Almost at the same time, some wise people saw that the data logic should also be separated from domain logic. This separation created a mighty new industry sector to information technology. It is called the database-layer. Now we had three layers.

Most software projects were content with three layers for over a decade. So-called 3rd generation software tools begun to appear by small and large companies. They packaged the whole solution as a single company dependent tool, which bound the software totally to this single platform provider.

What happened next? Well, the browser was invented. At first, it was not considered a viable choice to replace the representation logic part of the "thick client" (you may call these "Apps"). However, quite soon someone invented a piece of software that would generate the representation on the server and deliver the content to the browser. Those are called frameworks. What do you think this separation created? Yes, a new layer. Now there were four layers.

knife cuts red onion

Almost immediately after first frameworks begun to appear programmers noted that it was becoming quite difficult to master all four layers. Those people identified a new problem. Database SQL queries were difficult to write and hard to understand from a programmer's point of view. So, those people decided to address this dilemma by creating an internal layer between domain logic and database. This new layer was called ORM - Object Relation Mapping. Now there were five layers.

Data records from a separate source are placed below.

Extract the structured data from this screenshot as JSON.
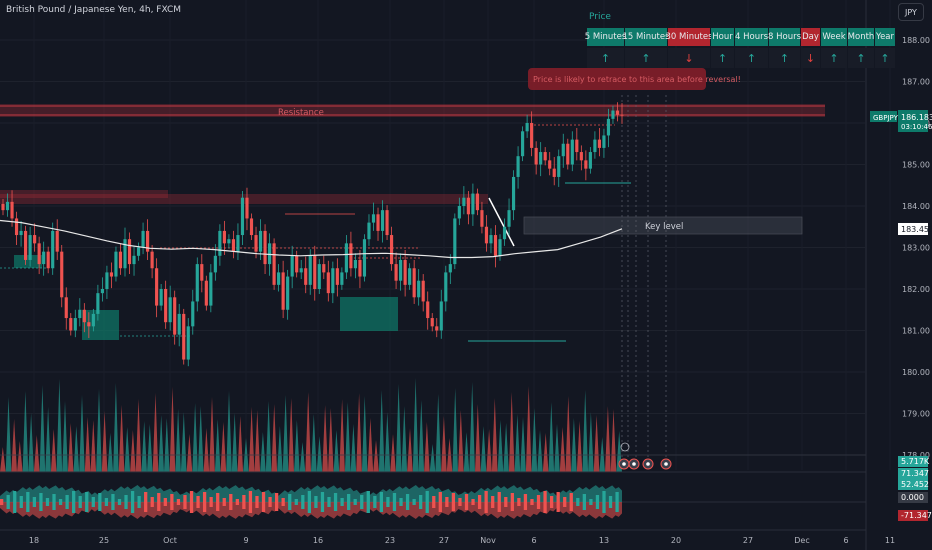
{
  "header": {
    "title": "British Pound / Japanese Yen, 4h, FXCM",
    "currency_button": "JPY"
  },
  "price_table": {
    "heading": "Price",
    "columns": [
      {
        "label": "5 Minutes",
        "trend": "up"
      },
      {
        "label": "15 Minutes",
        "trend": "up"
      },
      {
        "label": "30 Minutes",
        "trend": "down"
      },
      {
        "label": "Hour",
        "trend": "up"
      },
      {
        "label": "4 Hours",
        "trend": "up"
      },
      {
        "label": "8 Hours",
        "trend": "up"
      },
      {
        "label": "Day",
        "trend": "down"
      },
      {
        "label": "Week",
        "trend": "up"
      },
      {
        "label": "Month",
        "trend": "up"
      },
      {
        "label": "Year",
        "trend": "up"
      }
    ]
  },
  "annotations": {
    "callout": "Price is likely to retrace to this area before reversal!",
    "resistance": "Resistance",
    "key_level": "Key level"
  },
  "price_labels": {
    "symbol": "GBPJPY",
    "last_price": "186.183",
    "countdown": "03:10:46",
    "ma_value": "183.453"
  },
  "indicator_labels": [
    {
      "text": "5.717K",
      "color": "#26a69a"
    },
    {
      "text": "71.347",
      "color": "#26a69a"
    },
    {
      "text": "52.452",
      "color": "#26a69a"
    },
    {
      "text": "0.000",
      "color": "#363a45"
    },
    {
      "text": "-71.347",
      "color": "#b2262f"
    }
  ],
  "colors": {
    "bull": "#26a69a",
    "bear": "#ef5350",
    "ma": "#e8e8e8",
    "resistance": "#a32a36",
    "background": "#131722"
  },
  "chart_data": {
    "type": "candlestick",
    "y_axis_ticks": [
      188.0,
      187.0,
      186.0,
      185.0,
      184.0,
      183.0,
      182.0,
      181.0,
      180.0,
      179.0,
      178.0
    ],
    "y_range": [
      177.2,
      188.7
    ],
    "x_axis_ticks": [
      "18",
      "25",
      "Oct",
      "9",
      "16",
      "23",
      "27",
      "Nov",
      "6",
      "13",
      "20",
      "27",
      "Dec",
      "6",
      "11"
    ],
    "close_path": [
      183.9,
      184.1,
      183.7,
      183.3,
      183.4,
      182.7,
      183.3,
      183.1,
      182.6,
      182.9,
      182.5,
      183.4,
      182.9,
      181.8,
      181.3,
      181.0,
      181.3,
      181.5,
      181.2,
      181.1,
      181.4,
      181.9,
      182.0,
      182.4,
      182.3,
      182.9,
      182.5,
      183.2,
      182.6,
      182.8,
      183.0,
      183.4,
      182.9,
      182.5,
      181.6,
      182.0,
      181.2,
      181.8,
      180.9,
      181.4,
      180.3,
      181.1,
      181.7,
      182.6,
      182.2,
      181.6,
      182.4,
      182.8,
      183.4,
      183.1,
      183.2,
      182.9,
      183.3,
      184.2,
      183.7,
      183.3,
      182.9,
      183.4,
      182.6,
      183.1,
      182.1,
      182.4,
      181.5,
      182.3,
      182.8,
      182.4,
      182.5,
      182.1,
      182.8,
      182.0,
      182.6,
      182.4,
      181.9,
      182.5,
      182.1,
      182.4,
      183.1,
      182.5,
      182.7,
      182.3,
      183.2,
      183.6,
      183.8,
      183.4,
      183.9,
      183.3,
      182.6,
      182.2,
      182.7,
      182.1,
      182.5,
      181.8,
      182.2,
      181.7,
      181.3,
      181.1,
      181.0,
      181.7,
      182.4,
      182.6,
      183.7,
      184.0,
      184.2,
      183.8,
      184.3,
      183.9,
      183.5,
      183.1,
      183.3,
      182.8,
      183.2,
      183.5,
      183.9,
      184.7,
      185.2,
      185.8,
      186.0,
      185.4,
      185.0,
      185.3,
      185.1,
      184.9,
      184.7,
      185.2,
      185.5,
      185.0,
      185.6,
      185.3,
      185.1,
      184.9,
      185.3,
      185.6,
      185.4,
      185.7,
      186.1,
      186.3,
      186.2,
      186.18
    ],
    "moving_average": [
      183.65,
      183.6,
      183.5,
      183.4,
      183.28,
      183.16,
      183.05,
      182.98,
      182.96,
      182.98,
      182.95,
      182.9,
      182.85,
      182.82,
      182.8,
      182.82,
      182.83,
      182.85,
      182.86,
      182.83,
      182.8,
      182.76,
      182.76,
      182.78,
      182.85,
      182.9,
      182.95,
      183.1,
      183.25,
      183.45
    ]
  }
}
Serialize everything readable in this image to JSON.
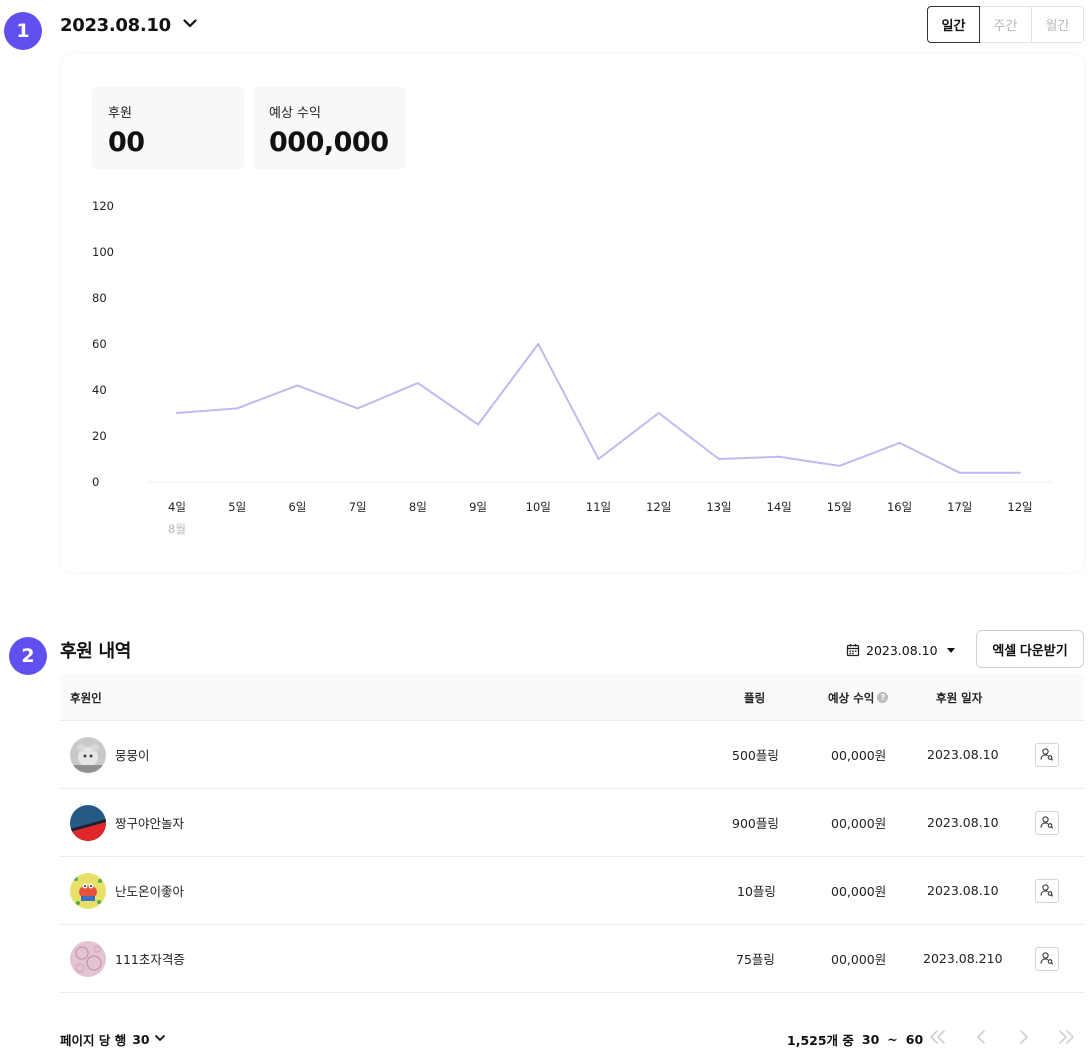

At the same time pieces of software grew quite large. But no single, even extremely large program (often called as ERP), can solve all of the problems. Programmers decided the something was needed to integrate different smaller programs together. So what happened? Of course, they invented another layer for this purpose. This integration layer is sometimes called ESB - Enterprise Service Bus. Now there were six layers.

As time went by someone nicely added Javascript to browsers. JS was soon discovered to be a great tool to dynamically change previously server generated representation directly at the browser. So, some of the programming logic could now be distributed to user's machines. This was great, since the load generated on a server by presentation could now be at least marginally reduced. Yeah, this separation of server side and client side code obviously created a new layer to programmer's stack of tools. Now there were seven layers.

Of course, the visual representation of simple HTML was limited to a degree. The mighty W3C consortium decided to bring in something new to deal with this problem - CSS appeared. CSS is a great tool, but it still created yet another layer to our software. Now there are eight layers!

During all of my career - none of the layers have disappeared - nothing has ever become simpler. No living programmer can claim to master all the layers on any large software anymore. New layers continue to appear as new tools are injected into our stack.

THINK - eight or more layers to learn and master?

So, happy hacking all the layers of the Liferay; the AngularJS; the Aurelia.io; the Spring - or any other framework of your taste. Do not be alarmed of the complexities, have an onion.